Interestingly, for the artist the process of creating private commissions and public artworks vastly differs from her studio practice which is much more exploratory and experimental. Her latest exhibition for Gallery Sally Dan-Cuthbert, Silent Symphony (May 27 – June 27, 2021), revealed a few firsts: first bronze work, first outdoor work, and first time using horizontal elements in major wall works.

 

Marion Borgelt Solo Exhibition, Silent Symphony.

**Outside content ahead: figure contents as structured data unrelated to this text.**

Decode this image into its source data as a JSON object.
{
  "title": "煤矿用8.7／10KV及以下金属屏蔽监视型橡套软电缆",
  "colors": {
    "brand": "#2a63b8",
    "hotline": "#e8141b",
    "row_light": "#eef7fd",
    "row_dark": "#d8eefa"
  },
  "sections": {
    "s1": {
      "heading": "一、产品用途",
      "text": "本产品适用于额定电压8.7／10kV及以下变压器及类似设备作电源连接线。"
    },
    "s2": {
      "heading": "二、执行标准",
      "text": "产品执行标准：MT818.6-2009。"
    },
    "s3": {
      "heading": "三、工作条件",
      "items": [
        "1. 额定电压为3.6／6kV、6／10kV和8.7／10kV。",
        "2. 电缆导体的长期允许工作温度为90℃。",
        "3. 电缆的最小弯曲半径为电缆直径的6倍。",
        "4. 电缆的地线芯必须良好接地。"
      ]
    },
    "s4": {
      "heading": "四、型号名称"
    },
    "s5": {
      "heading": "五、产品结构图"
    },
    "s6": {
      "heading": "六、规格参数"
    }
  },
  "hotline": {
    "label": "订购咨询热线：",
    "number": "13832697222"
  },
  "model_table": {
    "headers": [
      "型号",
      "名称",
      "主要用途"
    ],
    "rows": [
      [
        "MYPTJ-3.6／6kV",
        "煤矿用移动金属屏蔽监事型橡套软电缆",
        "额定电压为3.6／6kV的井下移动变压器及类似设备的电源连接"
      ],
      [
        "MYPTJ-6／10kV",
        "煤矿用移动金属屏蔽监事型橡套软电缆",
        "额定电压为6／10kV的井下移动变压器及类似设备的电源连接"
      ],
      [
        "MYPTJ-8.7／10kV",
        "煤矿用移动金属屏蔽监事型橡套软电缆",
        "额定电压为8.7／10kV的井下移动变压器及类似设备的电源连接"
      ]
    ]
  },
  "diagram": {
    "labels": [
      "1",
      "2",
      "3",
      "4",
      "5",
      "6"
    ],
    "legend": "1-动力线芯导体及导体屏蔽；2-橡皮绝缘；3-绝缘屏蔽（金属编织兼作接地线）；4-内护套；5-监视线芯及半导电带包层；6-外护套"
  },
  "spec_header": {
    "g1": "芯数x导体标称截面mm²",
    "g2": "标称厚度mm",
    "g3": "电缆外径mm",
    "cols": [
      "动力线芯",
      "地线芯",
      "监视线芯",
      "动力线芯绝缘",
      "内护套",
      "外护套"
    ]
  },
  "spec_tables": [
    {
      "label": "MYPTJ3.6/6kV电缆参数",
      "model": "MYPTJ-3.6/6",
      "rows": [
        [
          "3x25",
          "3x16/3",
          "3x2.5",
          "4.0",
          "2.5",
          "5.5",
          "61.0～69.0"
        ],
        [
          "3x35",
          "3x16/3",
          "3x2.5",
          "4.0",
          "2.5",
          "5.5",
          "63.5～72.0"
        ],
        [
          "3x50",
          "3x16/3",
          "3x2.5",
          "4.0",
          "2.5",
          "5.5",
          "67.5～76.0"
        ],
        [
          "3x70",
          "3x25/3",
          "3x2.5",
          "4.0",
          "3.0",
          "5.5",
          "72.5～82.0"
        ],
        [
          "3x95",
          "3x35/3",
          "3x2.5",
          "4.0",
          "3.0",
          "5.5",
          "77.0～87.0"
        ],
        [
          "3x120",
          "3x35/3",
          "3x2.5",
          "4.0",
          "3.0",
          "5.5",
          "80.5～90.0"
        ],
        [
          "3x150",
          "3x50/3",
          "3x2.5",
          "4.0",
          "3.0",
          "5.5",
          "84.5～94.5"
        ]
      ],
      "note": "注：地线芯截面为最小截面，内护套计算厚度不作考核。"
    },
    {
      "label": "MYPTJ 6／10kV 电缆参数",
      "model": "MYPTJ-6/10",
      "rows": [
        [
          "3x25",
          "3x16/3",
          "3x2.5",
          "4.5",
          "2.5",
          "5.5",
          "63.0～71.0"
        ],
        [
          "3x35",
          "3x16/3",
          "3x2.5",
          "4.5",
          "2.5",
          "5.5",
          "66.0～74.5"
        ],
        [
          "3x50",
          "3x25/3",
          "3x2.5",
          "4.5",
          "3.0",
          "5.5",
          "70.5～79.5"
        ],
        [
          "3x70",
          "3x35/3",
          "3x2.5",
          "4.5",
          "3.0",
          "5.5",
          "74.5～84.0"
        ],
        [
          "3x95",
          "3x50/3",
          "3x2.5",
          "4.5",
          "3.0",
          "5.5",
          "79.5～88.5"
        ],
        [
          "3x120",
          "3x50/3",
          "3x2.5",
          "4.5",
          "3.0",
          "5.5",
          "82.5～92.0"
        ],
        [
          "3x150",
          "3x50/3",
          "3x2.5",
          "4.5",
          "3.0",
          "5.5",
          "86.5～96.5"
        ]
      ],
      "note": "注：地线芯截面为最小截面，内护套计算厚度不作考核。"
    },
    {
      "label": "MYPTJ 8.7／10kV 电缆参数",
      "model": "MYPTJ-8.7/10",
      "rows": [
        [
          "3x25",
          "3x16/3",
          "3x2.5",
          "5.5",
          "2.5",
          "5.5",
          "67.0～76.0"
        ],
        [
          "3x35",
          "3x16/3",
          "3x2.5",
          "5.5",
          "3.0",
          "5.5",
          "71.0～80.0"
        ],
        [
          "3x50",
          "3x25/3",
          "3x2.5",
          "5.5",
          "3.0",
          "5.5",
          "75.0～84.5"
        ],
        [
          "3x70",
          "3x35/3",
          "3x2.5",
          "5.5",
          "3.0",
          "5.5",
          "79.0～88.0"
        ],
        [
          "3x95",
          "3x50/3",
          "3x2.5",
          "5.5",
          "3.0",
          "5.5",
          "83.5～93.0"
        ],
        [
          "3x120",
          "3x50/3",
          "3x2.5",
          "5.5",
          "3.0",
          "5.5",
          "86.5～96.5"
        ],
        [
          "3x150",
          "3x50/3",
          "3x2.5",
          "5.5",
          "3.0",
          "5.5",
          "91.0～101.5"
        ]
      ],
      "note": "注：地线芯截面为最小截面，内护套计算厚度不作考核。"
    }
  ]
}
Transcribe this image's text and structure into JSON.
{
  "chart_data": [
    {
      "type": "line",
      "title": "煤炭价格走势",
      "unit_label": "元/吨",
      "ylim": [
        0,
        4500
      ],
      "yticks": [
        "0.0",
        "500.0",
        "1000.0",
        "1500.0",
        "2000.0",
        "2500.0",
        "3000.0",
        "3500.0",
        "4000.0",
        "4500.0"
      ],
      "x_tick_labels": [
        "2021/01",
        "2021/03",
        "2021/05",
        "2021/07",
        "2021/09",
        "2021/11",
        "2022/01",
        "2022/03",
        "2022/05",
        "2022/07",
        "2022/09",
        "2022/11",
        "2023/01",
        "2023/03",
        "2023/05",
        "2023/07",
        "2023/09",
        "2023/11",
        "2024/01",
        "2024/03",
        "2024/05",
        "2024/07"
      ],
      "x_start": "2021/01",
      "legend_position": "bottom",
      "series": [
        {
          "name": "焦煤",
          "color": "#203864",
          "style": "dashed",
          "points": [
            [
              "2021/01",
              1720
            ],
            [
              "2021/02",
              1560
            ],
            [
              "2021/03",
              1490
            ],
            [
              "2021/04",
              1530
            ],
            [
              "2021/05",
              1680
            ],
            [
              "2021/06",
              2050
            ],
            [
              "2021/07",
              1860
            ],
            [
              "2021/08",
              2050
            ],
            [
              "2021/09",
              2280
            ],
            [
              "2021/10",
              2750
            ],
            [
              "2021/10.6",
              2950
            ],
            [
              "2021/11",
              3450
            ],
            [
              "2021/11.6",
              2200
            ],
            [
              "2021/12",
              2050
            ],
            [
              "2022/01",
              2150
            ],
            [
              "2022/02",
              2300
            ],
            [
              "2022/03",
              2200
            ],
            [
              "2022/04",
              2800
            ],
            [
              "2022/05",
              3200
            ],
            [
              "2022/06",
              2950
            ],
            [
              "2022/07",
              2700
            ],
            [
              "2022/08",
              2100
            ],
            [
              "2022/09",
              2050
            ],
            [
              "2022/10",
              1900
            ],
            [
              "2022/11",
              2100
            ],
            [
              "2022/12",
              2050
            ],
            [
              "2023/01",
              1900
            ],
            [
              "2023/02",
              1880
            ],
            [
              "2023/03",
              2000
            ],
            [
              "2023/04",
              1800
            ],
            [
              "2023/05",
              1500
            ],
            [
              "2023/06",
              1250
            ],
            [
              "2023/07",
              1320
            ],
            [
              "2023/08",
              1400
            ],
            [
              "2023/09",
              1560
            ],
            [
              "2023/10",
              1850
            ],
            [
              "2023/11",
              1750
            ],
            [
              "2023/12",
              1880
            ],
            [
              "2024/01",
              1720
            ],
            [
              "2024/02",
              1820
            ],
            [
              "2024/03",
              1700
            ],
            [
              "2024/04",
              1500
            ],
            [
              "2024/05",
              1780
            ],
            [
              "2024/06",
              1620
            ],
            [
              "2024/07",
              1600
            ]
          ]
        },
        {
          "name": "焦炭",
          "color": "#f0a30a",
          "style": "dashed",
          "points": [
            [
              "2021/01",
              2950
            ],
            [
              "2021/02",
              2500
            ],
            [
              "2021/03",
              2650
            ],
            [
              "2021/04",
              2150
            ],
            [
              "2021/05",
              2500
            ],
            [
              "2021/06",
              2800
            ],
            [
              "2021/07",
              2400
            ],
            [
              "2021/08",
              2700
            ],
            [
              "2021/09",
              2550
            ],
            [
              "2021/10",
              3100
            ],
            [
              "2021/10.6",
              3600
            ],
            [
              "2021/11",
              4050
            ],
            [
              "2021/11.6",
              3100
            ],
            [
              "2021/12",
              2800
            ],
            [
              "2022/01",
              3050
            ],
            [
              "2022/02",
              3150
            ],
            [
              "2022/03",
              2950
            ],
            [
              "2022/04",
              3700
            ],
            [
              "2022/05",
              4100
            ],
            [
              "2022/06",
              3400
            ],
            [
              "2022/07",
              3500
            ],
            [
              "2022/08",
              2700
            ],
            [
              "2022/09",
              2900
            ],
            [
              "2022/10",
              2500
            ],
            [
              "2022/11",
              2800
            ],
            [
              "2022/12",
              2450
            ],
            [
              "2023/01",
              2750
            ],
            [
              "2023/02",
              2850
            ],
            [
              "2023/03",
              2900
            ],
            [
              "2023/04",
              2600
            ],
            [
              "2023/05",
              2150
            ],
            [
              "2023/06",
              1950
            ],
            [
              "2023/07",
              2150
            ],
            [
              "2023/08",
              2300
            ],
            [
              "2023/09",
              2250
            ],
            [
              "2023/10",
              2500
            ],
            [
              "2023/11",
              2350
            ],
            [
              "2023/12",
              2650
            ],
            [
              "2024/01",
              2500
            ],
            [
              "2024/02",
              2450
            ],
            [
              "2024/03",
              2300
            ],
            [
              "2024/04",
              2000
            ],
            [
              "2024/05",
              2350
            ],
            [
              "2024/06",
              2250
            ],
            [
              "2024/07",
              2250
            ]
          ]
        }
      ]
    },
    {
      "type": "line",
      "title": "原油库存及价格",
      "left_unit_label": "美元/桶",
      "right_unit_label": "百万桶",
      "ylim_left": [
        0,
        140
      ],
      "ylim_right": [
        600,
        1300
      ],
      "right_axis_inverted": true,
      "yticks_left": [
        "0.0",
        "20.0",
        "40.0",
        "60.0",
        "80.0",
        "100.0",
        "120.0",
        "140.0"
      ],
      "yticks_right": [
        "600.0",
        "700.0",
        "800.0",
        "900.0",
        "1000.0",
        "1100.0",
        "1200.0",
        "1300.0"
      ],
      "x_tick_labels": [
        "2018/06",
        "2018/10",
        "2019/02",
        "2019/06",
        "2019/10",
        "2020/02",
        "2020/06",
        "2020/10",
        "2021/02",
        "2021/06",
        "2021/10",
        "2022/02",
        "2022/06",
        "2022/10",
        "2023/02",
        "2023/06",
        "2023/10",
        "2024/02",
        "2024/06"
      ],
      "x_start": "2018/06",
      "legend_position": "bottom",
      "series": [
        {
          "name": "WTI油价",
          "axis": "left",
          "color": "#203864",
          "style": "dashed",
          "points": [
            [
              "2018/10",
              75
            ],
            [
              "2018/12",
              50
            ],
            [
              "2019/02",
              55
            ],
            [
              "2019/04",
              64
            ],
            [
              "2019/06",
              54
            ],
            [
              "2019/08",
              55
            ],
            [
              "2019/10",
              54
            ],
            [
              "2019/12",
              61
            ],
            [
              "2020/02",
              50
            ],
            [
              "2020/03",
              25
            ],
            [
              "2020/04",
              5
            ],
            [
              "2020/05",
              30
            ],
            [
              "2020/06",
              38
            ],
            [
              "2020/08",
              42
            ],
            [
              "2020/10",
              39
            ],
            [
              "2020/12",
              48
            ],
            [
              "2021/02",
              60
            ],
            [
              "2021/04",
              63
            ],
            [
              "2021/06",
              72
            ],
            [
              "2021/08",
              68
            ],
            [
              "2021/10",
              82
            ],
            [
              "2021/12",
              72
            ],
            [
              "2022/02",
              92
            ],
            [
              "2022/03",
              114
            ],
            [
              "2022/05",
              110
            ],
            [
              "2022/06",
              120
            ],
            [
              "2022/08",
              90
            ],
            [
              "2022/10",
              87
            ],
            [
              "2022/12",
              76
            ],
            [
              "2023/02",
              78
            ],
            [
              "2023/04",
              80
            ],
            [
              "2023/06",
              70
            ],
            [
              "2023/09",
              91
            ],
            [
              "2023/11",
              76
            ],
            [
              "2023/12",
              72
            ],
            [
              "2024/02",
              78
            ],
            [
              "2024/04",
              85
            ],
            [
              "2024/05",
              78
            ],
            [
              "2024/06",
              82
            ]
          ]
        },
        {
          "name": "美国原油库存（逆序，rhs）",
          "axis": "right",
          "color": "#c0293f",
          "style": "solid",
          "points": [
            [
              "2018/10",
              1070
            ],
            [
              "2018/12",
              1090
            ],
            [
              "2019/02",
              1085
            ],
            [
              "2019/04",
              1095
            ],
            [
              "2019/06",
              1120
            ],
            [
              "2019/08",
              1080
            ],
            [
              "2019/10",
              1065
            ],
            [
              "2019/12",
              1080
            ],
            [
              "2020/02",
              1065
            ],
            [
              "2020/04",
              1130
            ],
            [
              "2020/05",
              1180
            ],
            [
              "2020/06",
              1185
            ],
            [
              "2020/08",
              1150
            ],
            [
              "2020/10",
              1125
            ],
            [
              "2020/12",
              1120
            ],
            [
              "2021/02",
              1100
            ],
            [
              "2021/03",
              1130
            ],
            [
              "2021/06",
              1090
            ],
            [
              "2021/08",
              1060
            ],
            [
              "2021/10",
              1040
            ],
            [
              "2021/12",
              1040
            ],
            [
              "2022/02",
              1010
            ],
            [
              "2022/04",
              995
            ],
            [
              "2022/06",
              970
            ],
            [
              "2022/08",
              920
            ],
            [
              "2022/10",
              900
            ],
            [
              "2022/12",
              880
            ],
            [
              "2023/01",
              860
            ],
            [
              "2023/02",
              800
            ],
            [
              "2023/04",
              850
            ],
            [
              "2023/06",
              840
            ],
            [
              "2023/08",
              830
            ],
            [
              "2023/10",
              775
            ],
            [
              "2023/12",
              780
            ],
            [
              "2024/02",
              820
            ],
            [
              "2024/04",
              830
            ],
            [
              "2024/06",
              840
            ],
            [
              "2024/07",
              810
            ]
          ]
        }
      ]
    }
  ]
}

Photo, Simon Hewson, Courtesy Gallery Sally Dan-Cuthbert

 

Silent Symphony showcased a wide selection of mediums and intensely focused on strong singular works that paid tribute to nature's exquisite designs by referencing fundamental archetypal patterns and forms,” Borgelt says. “The different materials of each piece considered how their innate properties expressed ideas of orbital motions of time and change, about light and physics, mathematics, design and rhythm — underlining the elementary connections of all things.”

 

Featuring her familiar motifs of circles, spheres, and spirals, Borgelt expresses personal interpretations of the natural world through a spiral arrangement of granite boulders with green foliage spilling from their hollowed interiors; a suite of timber forms coated in electroplated aluminum leaf, morphing from closed and small into a large, open, flat disc; or two-dimensional pastel and pigment work on handmade paper, textural and organic.

 

Borgelt was also recently included in the National Gallery of Australia’s exhibition, Know My Name, a gallery-wide push to include more women artists in their collection and exhibitions. The artist reflects on these efforts, “There are vast changes occurring in the perception of woman artists in this country at the present time. In my working career of over 40 years, I have seen changes in attitudes towards women artists reflected in broader subject matter, age of the artist, prices of their work — it is still evolving, but it is a good time to be a woman artist in Australia.”

 

In a practice that includes changing perception of time and Fluxus, the themes are as relevant now as they were when Borgelt first began her career. The artist’s latest artworks continue to employ innovative materials and draw upon her desires to express a deep understanding of the natural world. By immersing in her work, the audience is invited to ignite a curiosity about the world.